Plantean regular la jornada de tarde de los médicos para bajar las esperas

08/01/2020

El informe de los gerentes y planificadores de Sanidad critica que los cirujanos programan las intervenciones mejor pagadas y van dejando las menos lucrativas. Los profesionales con más experiencia solo quieren operar por las mañanas y los jóvenes no asumen procesos complejos

Los 44 gerentes y planificadores del Servicio Canario de Salud (SCS) que participaron en octubre en el primer encuentro convocado por la Consejería de Sanidad para identificar los problemas y buscar soluciones a las listas de esperas consideran necesario «actualizar y redimensionar las tarifas» quirúrgicas y, al mismo tiempo, apelan a que se estudie «la efectividad potencial y el impacto económico de la ampliación de los horarios de trabajo en los hospitales, estableciendo claramente jornadas de mañana y de tarde» para los médicos, «tal y como ocurre en atención primaria».

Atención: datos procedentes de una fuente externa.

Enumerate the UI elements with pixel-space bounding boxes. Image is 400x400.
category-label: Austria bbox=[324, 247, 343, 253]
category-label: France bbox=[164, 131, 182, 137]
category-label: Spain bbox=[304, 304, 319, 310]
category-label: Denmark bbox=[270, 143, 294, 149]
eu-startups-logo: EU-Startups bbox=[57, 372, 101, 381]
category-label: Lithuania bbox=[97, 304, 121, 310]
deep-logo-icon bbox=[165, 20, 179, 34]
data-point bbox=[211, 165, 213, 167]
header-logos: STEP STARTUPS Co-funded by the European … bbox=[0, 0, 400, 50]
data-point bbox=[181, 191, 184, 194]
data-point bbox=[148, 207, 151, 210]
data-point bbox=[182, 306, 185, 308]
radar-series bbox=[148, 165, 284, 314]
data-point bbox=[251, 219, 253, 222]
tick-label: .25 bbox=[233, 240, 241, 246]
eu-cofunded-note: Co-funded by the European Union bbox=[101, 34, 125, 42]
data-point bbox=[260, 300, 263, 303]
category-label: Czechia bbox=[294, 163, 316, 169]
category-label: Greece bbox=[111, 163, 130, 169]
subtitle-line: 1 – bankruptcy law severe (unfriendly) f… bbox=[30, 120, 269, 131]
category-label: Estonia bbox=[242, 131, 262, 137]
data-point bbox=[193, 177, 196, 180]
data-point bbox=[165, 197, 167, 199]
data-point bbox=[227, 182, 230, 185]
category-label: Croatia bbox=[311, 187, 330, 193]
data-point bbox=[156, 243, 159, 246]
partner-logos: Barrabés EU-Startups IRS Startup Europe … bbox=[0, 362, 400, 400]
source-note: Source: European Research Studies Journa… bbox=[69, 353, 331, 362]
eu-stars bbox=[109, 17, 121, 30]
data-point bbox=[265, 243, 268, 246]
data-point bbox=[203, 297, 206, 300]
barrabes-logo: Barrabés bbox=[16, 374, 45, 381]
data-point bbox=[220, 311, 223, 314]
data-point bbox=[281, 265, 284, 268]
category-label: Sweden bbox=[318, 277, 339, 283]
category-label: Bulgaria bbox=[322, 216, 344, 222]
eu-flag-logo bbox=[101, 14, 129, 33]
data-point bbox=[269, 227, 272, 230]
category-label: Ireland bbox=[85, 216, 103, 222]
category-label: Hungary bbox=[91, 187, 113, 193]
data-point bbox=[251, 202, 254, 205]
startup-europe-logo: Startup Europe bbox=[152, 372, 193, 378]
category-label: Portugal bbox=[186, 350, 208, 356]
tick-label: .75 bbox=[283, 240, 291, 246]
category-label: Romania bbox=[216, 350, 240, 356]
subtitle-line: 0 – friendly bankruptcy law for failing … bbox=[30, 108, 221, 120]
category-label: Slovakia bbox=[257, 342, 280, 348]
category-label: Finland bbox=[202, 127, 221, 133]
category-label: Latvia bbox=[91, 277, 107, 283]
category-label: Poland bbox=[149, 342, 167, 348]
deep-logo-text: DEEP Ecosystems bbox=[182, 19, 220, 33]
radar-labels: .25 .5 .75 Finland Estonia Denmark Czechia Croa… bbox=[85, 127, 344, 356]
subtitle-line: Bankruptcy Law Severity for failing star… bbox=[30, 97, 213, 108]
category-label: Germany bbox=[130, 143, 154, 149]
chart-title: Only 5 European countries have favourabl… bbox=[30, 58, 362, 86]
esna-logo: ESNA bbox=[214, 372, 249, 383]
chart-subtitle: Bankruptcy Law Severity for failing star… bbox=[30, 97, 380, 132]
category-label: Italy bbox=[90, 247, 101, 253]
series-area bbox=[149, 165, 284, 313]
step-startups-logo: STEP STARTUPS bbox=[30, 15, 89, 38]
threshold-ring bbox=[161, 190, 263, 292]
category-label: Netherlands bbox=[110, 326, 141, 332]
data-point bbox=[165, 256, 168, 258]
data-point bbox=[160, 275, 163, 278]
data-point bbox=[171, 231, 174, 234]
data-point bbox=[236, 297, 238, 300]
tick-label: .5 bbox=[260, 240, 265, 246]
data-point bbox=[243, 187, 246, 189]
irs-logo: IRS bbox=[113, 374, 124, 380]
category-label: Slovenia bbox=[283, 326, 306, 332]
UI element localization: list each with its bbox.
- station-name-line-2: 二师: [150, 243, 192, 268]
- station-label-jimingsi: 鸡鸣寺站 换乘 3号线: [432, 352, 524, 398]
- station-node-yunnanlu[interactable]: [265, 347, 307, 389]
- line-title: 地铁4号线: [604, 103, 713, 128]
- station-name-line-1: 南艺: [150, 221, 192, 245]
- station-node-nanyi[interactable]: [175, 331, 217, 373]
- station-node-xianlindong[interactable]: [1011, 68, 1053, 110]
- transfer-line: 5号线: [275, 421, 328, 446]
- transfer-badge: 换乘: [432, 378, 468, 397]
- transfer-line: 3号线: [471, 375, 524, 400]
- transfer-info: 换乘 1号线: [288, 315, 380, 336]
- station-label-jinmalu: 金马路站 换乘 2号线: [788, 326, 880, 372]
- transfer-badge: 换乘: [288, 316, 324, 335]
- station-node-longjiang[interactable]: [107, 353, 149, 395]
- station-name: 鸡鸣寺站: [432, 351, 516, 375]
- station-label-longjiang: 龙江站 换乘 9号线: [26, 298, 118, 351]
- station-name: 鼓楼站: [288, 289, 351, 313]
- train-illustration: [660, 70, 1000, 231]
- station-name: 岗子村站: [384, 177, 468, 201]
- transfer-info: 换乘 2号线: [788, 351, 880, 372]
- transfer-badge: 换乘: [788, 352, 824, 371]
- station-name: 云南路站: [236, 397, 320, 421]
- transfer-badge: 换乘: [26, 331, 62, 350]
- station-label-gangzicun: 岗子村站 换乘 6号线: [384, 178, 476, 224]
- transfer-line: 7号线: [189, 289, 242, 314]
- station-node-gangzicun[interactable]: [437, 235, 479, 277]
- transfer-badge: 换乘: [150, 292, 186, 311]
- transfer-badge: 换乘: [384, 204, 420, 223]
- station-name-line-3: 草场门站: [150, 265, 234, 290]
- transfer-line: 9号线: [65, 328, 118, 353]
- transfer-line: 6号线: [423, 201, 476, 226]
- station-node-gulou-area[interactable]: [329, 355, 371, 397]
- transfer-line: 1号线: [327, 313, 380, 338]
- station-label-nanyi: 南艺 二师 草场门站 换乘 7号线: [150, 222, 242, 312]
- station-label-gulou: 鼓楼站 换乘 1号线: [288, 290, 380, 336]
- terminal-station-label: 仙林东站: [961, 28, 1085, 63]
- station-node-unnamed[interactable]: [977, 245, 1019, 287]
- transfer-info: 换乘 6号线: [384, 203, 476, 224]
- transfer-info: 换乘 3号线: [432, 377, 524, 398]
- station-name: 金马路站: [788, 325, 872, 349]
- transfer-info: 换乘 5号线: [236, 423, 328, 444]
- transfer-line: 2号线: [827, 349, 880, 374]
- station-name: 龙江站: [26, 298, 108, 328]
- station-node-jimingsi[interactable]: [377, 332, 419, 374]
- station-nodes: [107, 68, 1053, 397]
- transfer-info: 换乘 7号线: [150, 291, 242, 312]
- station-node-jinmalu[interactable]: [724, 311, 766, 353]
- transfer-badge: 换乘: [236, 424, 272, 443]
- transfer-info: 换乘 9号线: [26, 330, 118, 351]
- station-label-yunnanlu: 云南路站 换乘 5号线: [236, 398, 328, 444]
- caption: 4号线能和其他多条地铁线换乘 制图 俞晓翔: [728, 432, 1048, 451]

Los expertos creen que estas medidas contribuiría a acabar con la actual «disponibilidad reducida de especialistas» que, además de atascar las listas de espera quirúrgica, lleva a que los profesionales que hacen la sesión extraordinaria de tarde sean «los más jóvenes, los que no tienen consulta privada».

Su inexperiencia dificulta asumir intervenciones complejas. «Se prefiere hacer tres sencillas que una compleja», dicen y concluyen: «Lo ideal sería crear jornadas de tarde ordinarias». De esta manera, explican, las jornadas de trabajo pueden ser de mañana o de tarde, aunque reconocen que «los profesionales tienen resistencia a trabajar de tarde».

Los expertos denuncian que «los profesionales programan las intervenciones quirúrgicas en las que más cobran y van dejando las otras». Esta es una de las «perversiones» de los planes especiales puestos en marcha para reducir las listas de espera quirúrgicas.

Otra de esas «perversiones» se produce con los llamados topes, pues si se hacen dos operaciones de rodilla no se llega al tope para cobrar, pero si se hacen tres túneles carpianos sí se llega y, además, «lo que se pase del tope no se cobra». Esto hace que «se programen muchos túneles carpianos pero pocas rodillas», sostienen. Además, aseguran que «se paga más al que más lista tiene».

Detrás de estos trucos de los médicos para cobrar más en función de las cirugías que realizan se esconde «la necesidad de actualizar y redimensionar las tarifas», reiteran.

Respecto a los programas de gestión convenida señalan «diferentes razones y excusas de los profesionales para no operar a las personas con mayores demoras». Apuntan, por un lado, a la existencia de listas de espera personalizadas, es decir, cada cirujano tiene sus pacientes y su lista, y, por otro, a que las cirugías más complejas sean las que menos se elijan para realizar por las tardes.

Todo esto, afirman, ocurre, entre otras cosas, porque «la motivación del profesional en la jornada de mañana es muy distinta a la de tarde, y no solo de los cirujanos, sino de anestesistas y auxiliares».

Pero es más, consideran que «la actual instrucción no es facilitadora, pues restringe la retribución por sesión». Esto quiere decir que «no se pueden programar dos cirugías mayores por la tarde porque no se pagan». Aveces, reconocen, «no se puede programar más por sesión».

Llaman la atención sobre el hecho de que «la instrucción de 2007 favorecía más la reducción de demoras» porque «solo se podían intervenir de tarde las que llevaban más tiempo en espera y lo que no se podía hacer de tarde se obligaba a hacerlo de día». Y ponen un ejemplo: «En el HUC se pasó de 250 días a 70 días de espera».

Los expertos también detectan que muchas veces se reduce la lista de espera quirúrgica pero no las demoras y apuntan la posibilidad de explorar pagar a los cirujanos «por objetivo», para reducir demora y lista, dicen.